Saturday, April 15th, 2006

James Dalziel, of the LAMS Foundation, is leading a project that I think is the “next big thing” in e-classroom technology. Basically, LAMS is a tool that describes not content, or people, or processes, but the interactions between all of them that make up the learning experience. Unlike a traditional content management system like Moodle, or a collaboration system or chat system or school information system like SchoolTool, the LAMS goal is to construct the “workflows” that make up a learning module.

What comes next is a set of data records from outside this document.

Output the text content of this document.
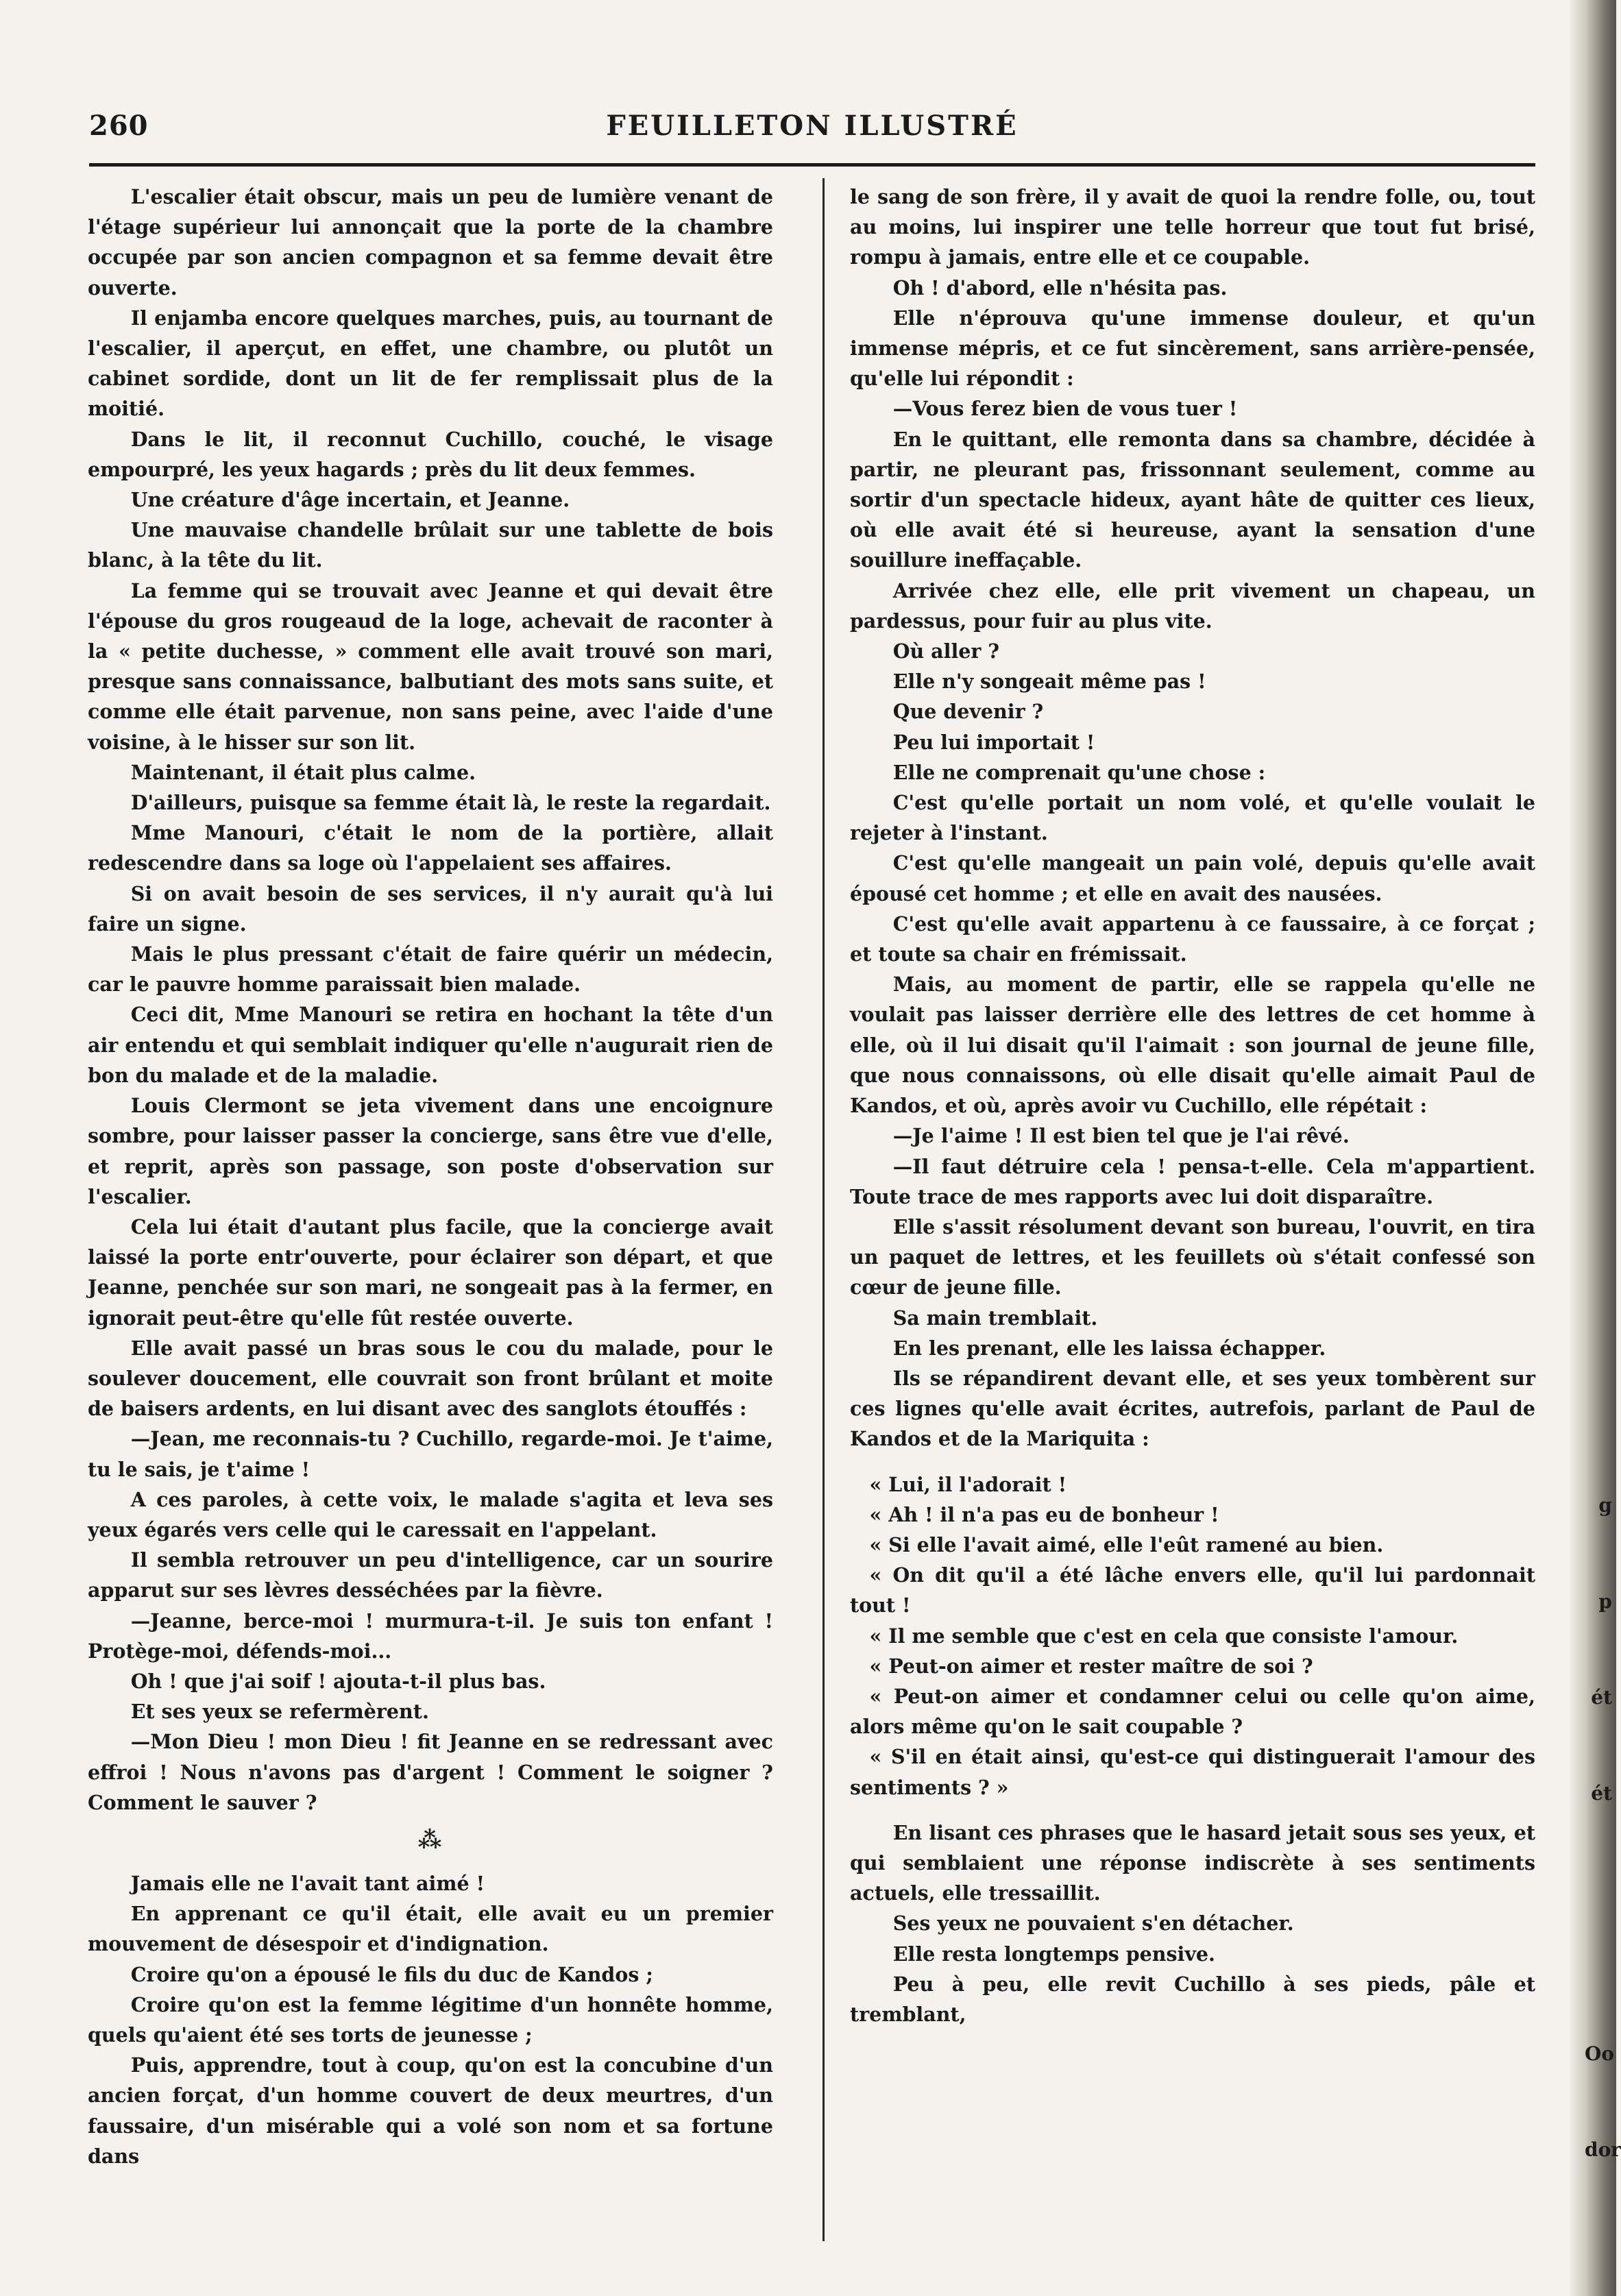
260	FEUILLETON ILLUSTRÉ

L'escalier était obscur, mais un peu de lumière venant de l'étage supérieur lui annonçait que la porte de la chambre occupée par son ancien compagnon et sa femme devait être ouverte.

Il enjamba encore quelques marches, puis, au tournant de l'escalier, il aperçut, en effet, une chambre, ou plutôt un cabinet sordide, dont un lit de fer remplissait plus de la moitié.

Dans le lit, il reconnut Cuchillo, couché, le visage empourpré, les yeux hagards ; près du lit deux femmes.

Une créature d'âge incertain, et Jeanne.

Une mauvaise chandelle brûlait sur une tablette de bois blanc, à la tête du lit.

La femme qui se trouvait avec Jeanne et qui devait être l'épouse du gros rougeaud de la loge, achevait de raconter à la « petite duchesse, » comment elle avait trouvé son mari, presque sans connaissance, balbutiant des mots sans suite, et comme elle était parvenue, non sans peine, avec l'aide d'une voisine, à le hisser sur son lit.

Maintenant, il était plus calme.

D'ailleurs, puisque sa femme était là, le reste la regardait.

Mme Manouri, c'était le nom de la portière, allait redescendre dans sa loge où l'appelaient ses affaires.

Si on avait besoin de ses services, il n'y aurait qu'à lui faire un signe.

Mais le plus pressant c'était de faire quérir un médecin, car le pauvre homme paraissait bien malade.

Ceci dit, Mme Manouri se retira en hochant la tête d'un air entendu et qui semblait indiquer qu'elle n'augurait rien de bon du malade et de la maladie.

Louis Clermont se jeta vivement dans une encoignure sombre, pour laisser passer la concierge, sans être vue d'elle, et reprit, après son passage, son poste d'observation sur l'escalier.

Cela lui était d'autant plus facile, que la concierge avait laissé la porte entr'ouverte, pour éclairer son départ, et que Jeanne, penchée sur son mari, ne songeait pas à la fermer, en ignorait peut-être qu'elle fût restée ouverte.

Elle avait passé un bras sous le cou du malade, pour le soulever doucement, elle couvrait son front brûlant et moite de baisers ardents, en lui disant avec des sanglots étouffés :

—Jean, me reconnais-tu ? Cuchillo, regarde-moi. Je t'aime, tu le sais, je t'aime !

A ces paroles, à cette voix, le malade s'agita et leva ses yeux égarés vers celle qui le caressait en l'appelant.

Il sembla retrouver un peu d'intelligence, car un sourire apparut sur ses lèvres desséchées par la fièvre.

—Jeanne, berce-moi ! murmura-t-il. Je suis ton enfant ! Protège-moi, défends-moi...

Oh ! que j'ai soif ! ajouta-t-il plus bas.

Et ses yeux se refermèrent.

—Mon Dieu ! mon Dieu ! fit Jeanne en se redressant avec effroi ! Nous n'avons pas d'argent ! Comment le soigner ? Comment le sauver ?

⁂

Jamais elle ne l'avait tant aimé !

En apprenant ce qu'il était, elle avait eu un premier mouvement de désespoir et d'indignation.

Croire qu'on a épousé le fils du duc de Kandos ;

Croire qu'on est la femme légitime d'un honnête homme, quels qu'aient été ses torts de jeunesse ;

Puis, apprendre, tout à coup, qu'on est la concubine d'un ancien forçat, d'un homme couvert de deux meurtres, d'un faussaire, d'un misérable qui a volé son nom et sa fortune dans

le sang de son frère, il y avait de quoi la rendre folle, ou, tout au moins, lui inspirer une telle horreur que tout fut brisé, rompu à jamais, entre elle et ce coupable.

Oh ! d'abord, elle n'hésita pas.

Elle n'éprouva qu'une immense douleur, et qu'un immense mépris, et ce fut sincèrement, sans arrière-pensée, qu'elle lui répondit :

—Vous ferez bien de vous tuer !

En le quittant, elle remonta dans sa chambre, décidée à partir, ne pleurant pas, frissonnant seulement, comme au sortir d'un spectacle hideux, ayant hâte de quitter ces lieux, où elle avait été si heureuse, ayant la sensation d'une souillure ineffaçable.

Arrivée chez elle, elle prit vivement un chapeau, un pardessus, pour fuir au plus vite.

Où aller ?

Elle n'y songeait même pas !

Que devenir ?

Peu lui importait !

Elle ne comprenait qu'une chose :

C'est qu'elle portait un nom volé, et qu'elle voulait le rejeter à l'instant.

C'est qu'elle mangeait un pain volé, depuis qu'elle avait épousé cet homme ; et elle en avait des nausées.

C'est qu'elle avait appartenu à ce faussaire, à ce forçat ; et toute sa chair en frémissait.

Mais, au moment de partir, elle se rappela qu'elle ne voulait pas laisser derrière elle des lettres de cet homme à elle, où il lui disait qu'il l'aimait : son journal de jeune fille, que nous connaissons, où elle disait qu'elle aimait Paul de Kandos, et où, après avoir vu Cuchillo, elle répétait :

—Je l'aime ! Il est bien tel que je l'ai rêvé.

—Il faut détruire cela ! pensa-t-elle. Cela m'appartient. Toute trace de mes rapports avec lui doit disparaître.

Elle s'assit résolument devant son bureau, l'ouvrit, en tira un paquet de lettres, et les feuillets où s'était confessé son cœur de jeune fille.

Sa main tremblait.

En les prenant, elle les laissa échapper.

Ils se répandirent devant elle, et ses yeux tombèrent sur ces lignes qu'elle avait écrites, autrefois, parlant de Paul de Kandos et de la Mariquita :

« Lui, il l'adorait !

« Ah ! il n'a pas eu de bonheur !

« Si elle l'avait aimé, elle l'eût ramené au bien.

« On dit qu'il a été lâche envers elle, qu'il lui pardonnait tout !

« Il me semble que c'est en cela que consiste l'amour.

« Peut-on aimer et rester maître de soi ?

« Peut-on aimer et condamner celui ou celle qu'on aime, alors même qu'on le sait coupable ?

« S'il en était ainsi, qu'est-ce qui distinguerait l'amour des sentiments ? »

En lisant ces phrases que le hasard jetait sous ses yeux, et qui semblaient une réponse indiscrète à ses sentiments actuels, elle tressaillit.

Ses yeux ne pouvaient s'en détacher.

Elle resta longtemps pensive.

Peu à peu, elle revit Cuchillo à ses pieds, pâle et tremblant,

g
p
ét
ét
Oo
dor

So with LAMS, you design a “digital classroom experience” to convey a certain skill or knowledge. You find and link to content (that could come from Moodle, or the web generally, or just be embedded in the LAMS object). You figure out whether you want the learners to read, or discuss, or write essays, or vote, or have forums-style discussions, etc. And you sequence all of that and set it up that you can track the work done by each participant in each stage of the process.

Best of all, these LAMS objects are content in their own right, can be published under open content licences, and shared and improved with open-source style processes so that over time we can create a body of learning experiences that is interlinked and ever-improving. I think these general principles will serve us very well in this first stage of the TSF analytical skills development initiative.

So I just want to say a big thank you to James and the LAMS team for helping to invent something entirely new and very special. I’m sure there will be other, similar frameworks, but it takes a remarkable bunch of people to envision and build something different. Well done.

2 Responses to “LAMS”

  1. Dean Shankle Says:

    In our training we use the results of the LAMS/ Moodle integration project (we participated in the testing phase) and the combination provides the flexibility to design for a broad spectrum of ages, learning styles and subjects. LAMS and Moodle complement each other well.

    I understand from the LAMS newsletter that you may be working on some projects with the LAMS folks. This is very exciting news.

  2. Eddie Bruwer Says:

    Kestell, small rural town in Freestate. Scores of young people unemployed. How can we get a Computer centre?